The notional 400,000 figure stems from a report commissioned by the Local Government Association undertaken by Glenigan using data sourced in December 2011. It notes that in 2011 there were 399,816 residential units with planning permission which were "unimplemented". However, the report clearly distinguishes between sites under construction and sites which were unstarted.
Of that 400,000 units figure, 191,000 was private housing already under construction. A further 83,000 units were unimplemented provisions for social housing (and therefore, in no sense private sector developers 'hoarding land'). The report also notes that the amount of unimplemented schemes has fallen by a third from 2008 to 2011, and the number of private, unstarted units has fallen from 206,000 in March 2008 to 127,000 in December 2011.
Indeed, the Office of Fair Trading examined the suggestion of land banking in 2008. They reported:
“We have not found any evidence to support the view that, at the national level, homebuilders are hoarding a large amount of land with implementable planning permission on which they have not started construction” (para 5.89)
and
“Having a stock of land helps a homebuilder cope with fluctuations in the housing market and also helps to reduce its exposure to risk resulting from the planning system. We have not found any evidence that homebuilders have the ability to anti-competitively hoard land or own a large amount of land with planning permission on which they have not started to build. Apart from the homebuilding firms, the available information suggests that the largest ‘landbank’ may be that held by the public sector. If the Government and devolved Administrations wish to ease this constraint going forward then one potential way of doing this would be to make more public sector land, which is suitable for development, more readily available to homebuilders” (OFT, Homebuilding in the UK: A market study, September 2008, para 1.8).

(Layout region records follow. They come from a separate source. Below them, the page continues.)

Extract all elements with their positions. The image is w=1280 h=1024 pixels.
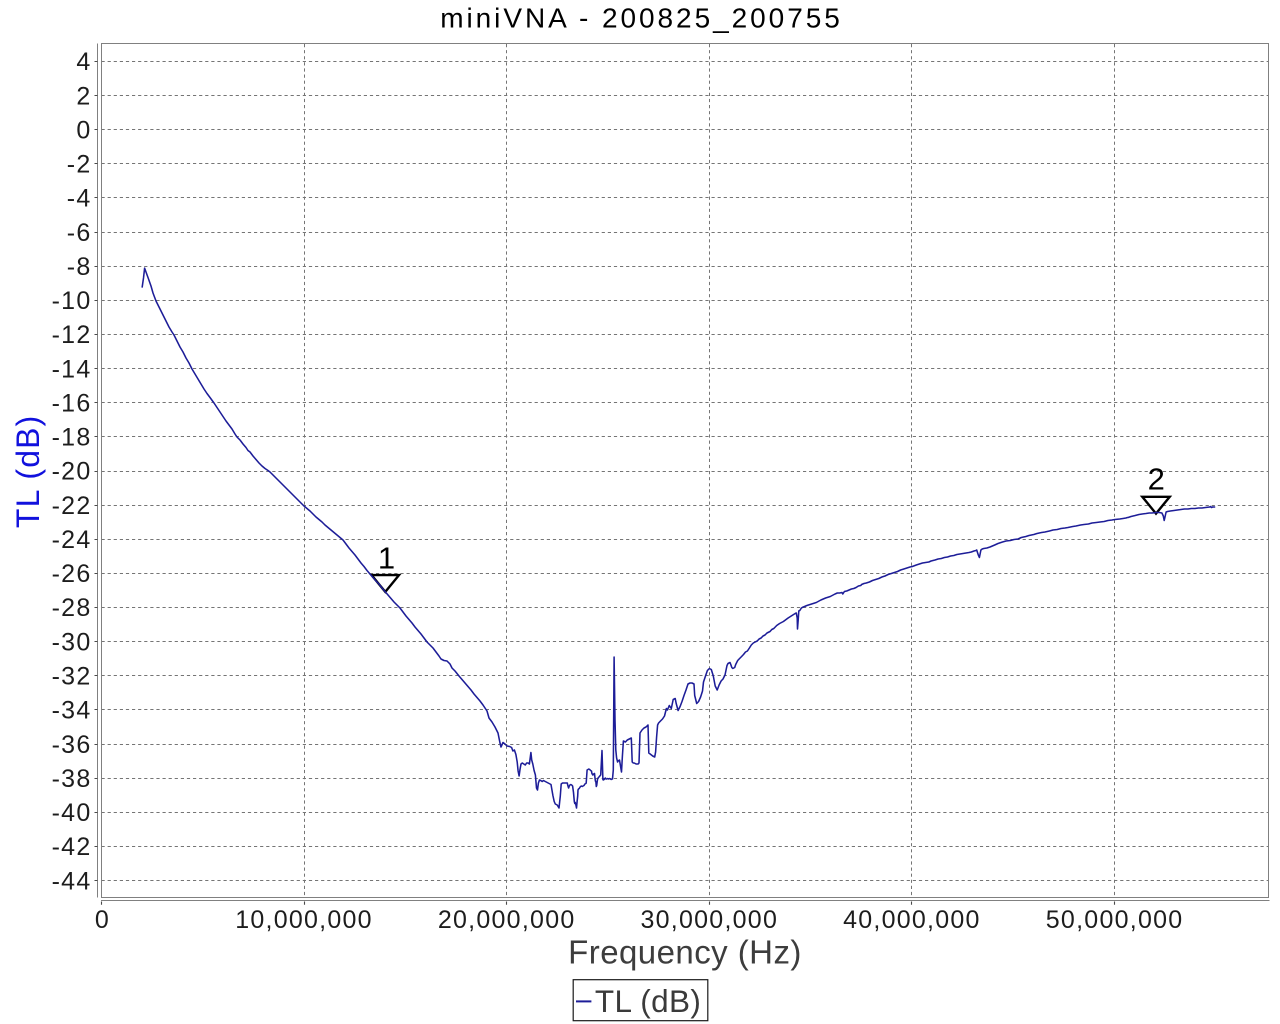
svg-text:30,000,000: 30,000,000 — [640, 906, 778, 934]
svg-text:Frequency (Hz): Frequency (Hz) — [568, 934, 802, 971]
svg-text:1: 1 — [378, 541, 395, 576]
svg-text:0: 0 — [95, 906, 110, 934]
svg-text:-34: -34 — [52, 697, 92, 725]
svg-text:-30: -30 — [52, 628, 92, 656]
svg-text:-12: -12 — [52, 321, 92, 349]
svg-text:miniVNA - 200825_200755: miniVNA - 200825_200755 — [440, 3, 843, 34]
svg-text:-14: -14 — [52, 355, 92, 383]
svg-text:-10: -10 — [52, 287, 92, 315]
svg-text:TL (dB): TL (dB) — [595, 983, 701, 1019]
svg-text:2: 2 — [1148, 462, 1165, 497]
svg-text:-8: -8 — [67, 253, 92, 281]
svg-text:-26: -26 — [52, 560, 92, 588]
svg-text:-40: -40 — [52, 799, 92, 827]
svg-text:-44: -44 — [52, 867, 92, 895]
svg-text:-6: -6 — [67, 219, 92, 247]
svg-text:20,000,000: 20,000,000 — [438, 906, 576, 934]
svg-text:-18: -18 — [52, 424, 92, 452]
svg-text:TL (dB): TL (dB) — [10, 415, 46, 529]
svg-text:-24: -24 — [52, 526, 92, 554]
svg-text:-22: -22 — [52, 492, 92, 520]
svg-text:-42: -42 — [52, 833, 92, 861]
svg-text:0: 0 — [76, 116, 91, 144]
svg-text:-20: -20 — [52, 458, 92, 486]
svg-text:-38: -38 — [52, 765, 92, 793]
svg-text:-4: -4 — [67, 185, 92, 213]
svg-text:4: 4 — [76, 48, 91, 76]
svg-text:50,000,000: 50,000,000 — [1046, 906, 1184, 934]
svg-text:2: 2 — [76, 82, 91, 110]
svg-text:-28: -28 — [52, 594, 92, 622]
svg-text:-16: -16 — [52, 389, 92, 417]
svg-text:10,000,000: 10,000,000 — [235, 906, 373, 934]
svg-text:-36: -36 — [52, 731, 92, 759]
svg-text:40,000,000: 40,000,000 — [843, 906, 981, 934]
svg-text:-32: -32 — [52, 663, 92, 691]
svg-text:-2: -2 — [67, 151, 92, 179]
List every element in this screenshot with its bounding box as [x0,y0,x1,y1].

This Government has introduced a wide ranging package to support stalled house building. These include making £570 million available through the Get Britain Building investment fund aiming to unlock new homes on stalled sites, and a £474 million investment fund in local infrastructure for stalled locally-supported, large scale housing sites and commercial development. Our investments to date are helping to bring forward new homes, boosting the construction industry and stimulating economic growth.
In addition, the Growth and Infrastructure Act enables developers with any Section 106 agreement, irrespective of the date of signature, to apply for a review of the affordable housing component to ensure development is not being made unviable by unrealistic requirements. Such unrealistic Section 106 agreements result in no development, no regeneration and no community benefits: a sensible review can result in more housing and more affordable housing.
We also have a comprehensive programme to sell surplus and redundant public sector land and property, freeing up taxpayers' money and providing land for new homes."
The Government could and should release far more land to be sold for housing. State land banking remains vast. But, of course, Mr Miliband - with his fixation of blaming capitalism for everything - shows no concern to press the Government to go further.